Question

Here are the weights, in pounds, of a sample of 13 adult female golden retriever dogs: 59.0, 54.1, 53.7, 51.6, 57.5, 58.7, 58.0, 53.8, 48.9, 53.9, 51.6, 55.9, and 57.4. what are the degrees of freedom, and what's the critical value of t needed to construct a 95% confidence interval for the population mean weight of adult female golden retrievers? answer:

Answer 1

Answer:

95% confidence interval for the population mean weight of adult female golden retrievers is [53.01 pounds , 56.78 pounds].

Step-by-step explanation:

We are given that the weights, in pounds, of a sample of 13 adult female golden retriever dogs :

59.0, 54.1, 53.7, 51.6, 57.5, 58.7, 58.0, 53.8, 48.9, 53.9, 51.6, 55.9, and 57.4.

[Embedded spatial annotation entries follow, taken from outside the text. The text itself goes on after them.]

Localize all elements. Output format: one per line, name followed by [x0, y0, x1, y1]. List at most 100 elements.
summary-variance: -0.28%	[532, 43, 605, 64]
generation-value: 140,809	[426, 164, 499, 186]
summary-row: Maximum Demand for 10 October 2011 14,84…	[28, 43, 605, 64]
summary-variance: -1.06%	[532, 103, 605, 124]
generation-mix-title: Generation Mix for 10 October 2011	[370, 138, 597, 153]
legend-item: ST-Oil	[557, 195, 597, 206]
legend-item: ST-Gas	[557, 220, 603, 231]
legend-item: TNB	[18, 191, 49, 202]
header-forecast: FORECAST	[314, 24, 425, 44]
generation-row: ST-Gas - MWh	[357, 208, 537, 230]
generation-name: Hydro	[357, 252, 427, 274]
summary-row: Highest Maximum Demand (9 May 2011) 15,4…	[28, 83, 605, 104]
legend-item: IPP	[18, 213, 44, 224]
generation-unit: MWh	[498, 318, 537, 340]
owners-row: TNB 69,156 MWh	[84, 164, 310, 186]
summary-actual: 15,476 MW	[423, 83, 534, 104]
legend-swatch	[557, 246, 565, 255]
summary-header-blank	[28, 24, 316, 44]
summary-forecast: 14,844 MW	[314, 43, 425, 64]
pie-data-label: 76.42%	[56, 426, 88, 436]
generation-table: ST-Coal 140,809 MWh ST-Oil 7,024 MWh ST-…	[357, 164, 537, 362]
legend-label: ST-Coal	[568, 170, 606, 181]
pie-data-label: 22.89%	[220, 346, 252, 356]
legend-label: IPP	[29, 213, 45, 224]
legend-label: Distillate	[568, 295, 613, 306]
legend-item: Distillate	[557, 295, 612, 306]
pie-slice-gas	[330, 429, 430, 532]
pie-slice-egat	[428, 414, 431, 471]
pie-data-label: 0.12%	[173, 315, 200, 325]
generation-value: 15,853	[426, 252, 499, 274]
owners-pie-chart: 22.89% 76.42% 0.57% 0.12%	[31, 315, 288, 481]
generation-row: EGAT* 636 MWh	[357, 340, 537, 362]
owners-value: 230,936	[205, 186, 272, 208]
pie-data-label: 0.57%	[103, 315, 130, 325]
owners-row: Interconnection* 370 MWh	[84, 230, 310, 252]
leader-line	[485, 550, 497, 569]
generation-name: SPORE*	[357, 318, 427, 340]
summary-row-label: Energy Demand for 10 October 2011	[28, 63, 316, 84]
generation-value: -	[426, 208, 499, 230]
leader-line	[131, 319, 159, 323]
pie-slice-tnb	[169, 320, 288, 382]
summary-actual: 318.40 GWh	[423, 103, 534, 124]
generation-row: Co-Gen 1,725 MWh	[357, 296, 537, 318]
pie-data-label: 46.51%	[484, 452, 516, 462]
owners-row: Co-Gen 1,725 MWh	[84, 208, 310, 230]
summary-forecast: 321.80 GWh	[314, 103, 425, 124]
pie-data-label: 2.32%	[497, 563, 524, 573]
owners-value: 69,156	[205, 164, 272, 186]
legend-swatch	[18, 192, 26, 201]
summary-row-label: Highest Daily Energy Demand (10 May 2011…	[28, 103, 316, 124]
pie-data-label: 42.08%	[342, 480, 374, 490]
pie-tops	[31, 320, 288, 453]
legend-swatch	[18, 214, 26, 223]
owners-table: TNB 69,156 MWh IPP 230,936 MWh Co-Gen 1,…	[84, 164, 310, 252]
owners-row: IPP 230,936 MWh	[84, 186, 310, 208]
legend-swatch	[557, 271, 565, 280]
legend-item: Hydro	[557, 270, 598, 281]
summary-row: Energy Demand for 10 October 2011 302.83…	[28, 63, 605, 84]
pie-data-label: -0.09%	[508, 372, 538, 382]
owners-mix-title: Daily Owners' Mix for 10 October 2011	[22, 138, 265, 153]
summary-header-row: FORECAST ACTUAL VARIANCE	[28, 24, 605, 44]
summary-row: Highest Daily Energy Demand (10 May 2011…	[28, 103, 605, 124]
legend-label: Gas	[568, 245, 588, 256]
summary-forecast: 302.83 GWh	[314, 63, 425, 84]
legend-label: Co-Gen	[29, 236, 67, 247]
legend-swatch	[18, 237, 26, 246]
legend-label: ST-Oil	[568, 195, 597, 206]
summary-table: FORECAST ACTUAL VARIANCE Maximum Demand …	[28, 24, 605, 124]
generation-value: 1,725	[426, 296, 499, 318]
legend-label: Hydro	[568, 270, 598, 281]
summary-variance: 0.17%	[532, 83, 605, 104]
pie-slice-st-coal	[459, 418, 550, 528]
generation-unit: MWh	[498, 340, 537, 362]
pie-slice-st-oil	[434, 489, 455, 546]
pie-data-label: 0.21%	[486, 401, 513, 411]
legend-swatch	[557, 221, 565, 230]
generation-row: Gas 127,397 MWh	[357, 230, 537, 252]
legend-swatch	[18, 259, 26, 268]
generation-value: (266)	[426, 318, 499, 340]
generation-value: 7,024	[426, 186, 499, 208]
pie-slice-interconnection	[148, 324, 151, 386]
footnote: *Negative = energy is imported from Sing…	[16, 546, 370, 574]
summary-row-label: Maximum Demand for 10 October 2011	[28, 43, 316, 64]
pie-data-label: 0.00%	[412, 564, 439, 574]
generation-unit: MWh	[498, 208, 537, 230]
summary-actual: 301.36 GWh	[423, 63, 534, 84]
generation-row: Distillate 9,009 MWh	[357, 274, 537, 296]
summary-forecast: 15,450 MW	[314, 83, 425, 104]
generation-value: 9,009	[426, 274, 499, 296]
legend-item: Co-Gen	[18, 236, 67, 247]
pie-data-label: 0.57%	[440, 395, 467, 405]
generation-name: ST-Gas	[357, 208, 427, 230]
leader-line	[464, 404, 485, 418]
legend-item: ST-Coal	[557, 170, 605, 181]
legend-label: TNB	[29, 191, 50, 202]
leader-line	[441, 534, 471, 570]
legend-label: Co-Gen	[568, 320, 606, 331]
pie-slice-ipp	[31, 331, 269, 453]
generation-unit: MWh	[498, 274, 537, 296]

Firstly, the pivotal quantity for 95% confidence interval for the population mean is given by;

                         P.Q. = $\frac{\bar X -\mu}{\frac{s}{\sqrt{n} } }$  ~ $t_n_-_1$

where, $\bar X$ = sample mean weight =  $\frac{\sum X }{n}$  = 54.9 pounds

            s = sample standard deviation =  $\frac{\sum (X-\bar X)^{2} }{n-1}$  = 3.12 pounds

           n = sample of female = 13

           $\mu$ = population mean weight

Here for constructing 95% confidence interval we have used One-sample t test statistics because we don't know about population standard deviation.

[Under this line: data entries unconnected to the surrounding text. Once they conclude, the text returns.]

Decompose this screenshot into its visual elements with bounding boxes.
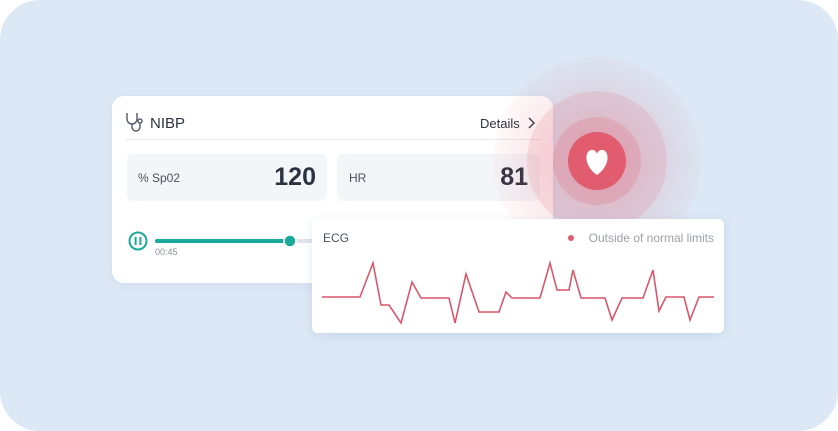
progress [155,239,291,243]
heart-pulse [493,57,701,265]
metric-value: 120 [274,163,316,191]
status-dot [568,235,574,241]
metric-label: % Sp02 [138,171,181,185]
time-label: 00:45 [155,247,178,257]
metric-label: HR [349,171,367,185]
card-title: NIBP [150,115,186,132]
pause-button[interactable] [128,231,148,251]
ecg-title: ECG [323,231,350,245]
slider-thumb[interactable] [283,234,297,248]
metric-box: % Sp02 120 [127,154,327,201]
ecg-card: ECG Outside of normal limits [312,219,724,333]
status-text: Outside of normal limits [588,231,714,245]
stethoscope-icon [126,113,143,132]
divider [126,139,540,140]
player [128,231,315,251]
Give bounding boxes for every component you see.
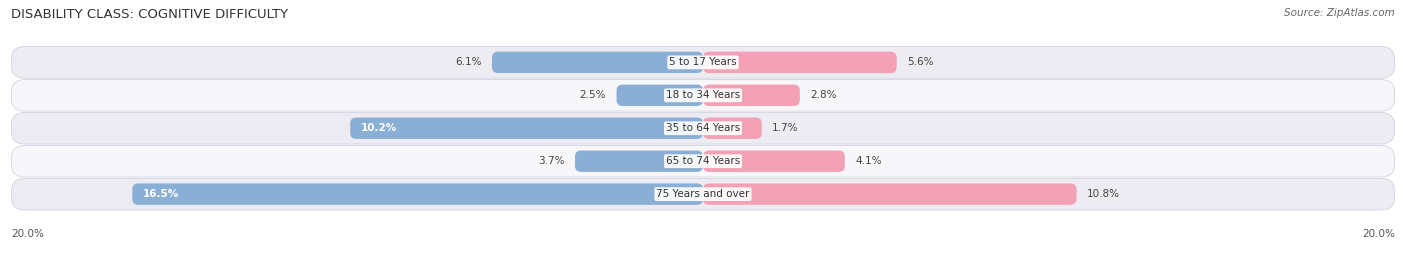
Text: 2.5%: 2.5% [579,90,606,100]
FancyBboxPatch shape [350,117,703,139]
Text: 5.6%: 5.6% [907,57,934,68]
FancyBboxPatch shape [11,178,1395,210]
Text: 6.1%: 6.1% [456,57,482,68]
Text: 10.8%: 10.8% [1087,189,1121,199]
Text: 20.0%: 20.0% [11,229,44,239]
FancyBboxPatch shape [132,183,703,205]
Text: 20.0%: 20.0% [1362,229,1395,239]
FancyBboxPatch shape [11,112,1395,144]
Text: 65 to 74 Years: 65 to 74 Years [666,156,740,166]
Text: 2.8%: 2.8% [810,90,837,100]
Text: 18 to 34 Years: 18 to 34 Years [666,90,740,100]
Text: 4.1%: 4.1% [855,156,882,166]
Text: 3.7%: 3.7% [538,156,565,166]
FancyBboxPatch shape [616,85,703,106]
Text: 75 Years and over: 75 Years and over [657,189,749,199]
FancyBboxPatch shape [575,150,703,172]
Text: 10.2%: 10.2% [360,123,396,133]
FancyBboxPatch shape [11,79,1395,111]
FancyBboxPatch shape [11,145,1395,177]
Text: 35 to 64 Years: 35 to 64 Years [666,123,740,133]
Text: 5 to 17 Years: 5 to 17 Years [669,57,737,68]
FancyBboxPatch shape [703,85,800,106]
FancyBboxPatch shape [11,46,1395,78]
FancyBboxPatch shape [703,117,762,139]
FancyBboxPatch shape [703,150,845,172]
FancyBboxPatch shape [703,183,1077,205]
Text: 16.5%: 16.5% [142,189,179,199]
FancyBboxPatch shape [492,52,703,73]
Text: DISABILITY CLASS: COGNITIVE DIFFICULTY: DISABILITY CLASS: COGNITIVE DIFFICULTY [11,8,288,21]
Text: 1.7%: 1.7% [772,123,799,133]
FancyBboxPatch shape [703,52,897,73]
Text: Source: ZipAtlas.com: Source: ZipAtlas.com [1284,8,1395,18]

So, 95% confidence interval for the population mean, $\mu$ is ;

P(-2.179 < $t_1_2$ < 2.179) = 0.95  {As the critical value of t at 12 degree

                                          of freedom are -2.179 & 2.179 with P = 2.5%}  

P(-2.179 < $\frac{\bar X -\mu}{\frac{s}{\sqrt{n} } }$ < 2.179) = 0.95

P( $-2.179 \times {\frac{s}{\sqrt{n} } }$ < ${\bar X -\mu}$ < $2.179 \times {\frac{s}{\sqrt{n} } }$ ) = 0.95

P( $\bar X-2.179 \times {\frac{s}{\sqrt{n} } }$ < $\mu$ < $\bar X +2.179 \times {\frac{s}{\sqrt{n} } }$ ) = 0.95

95% confidence interval for $\mu$ =  $\bar X \pm 2.179 \times {\frac{s}{\sqrt{n} } }$

                                             = [ $54.9 - 2.179 \times {\frac{3.12}{\sqrt{13} } }$ , $54.9 +2.179 \times {\frac{3.12}{\sqrt{13} } }$ ]

                                             = [53.01 pounds , 56.78 pounds]

Therefore, 95% confidence interval for the population mean weight of adult female golden retrievers is [53.01 pounds , 56.78 pounds].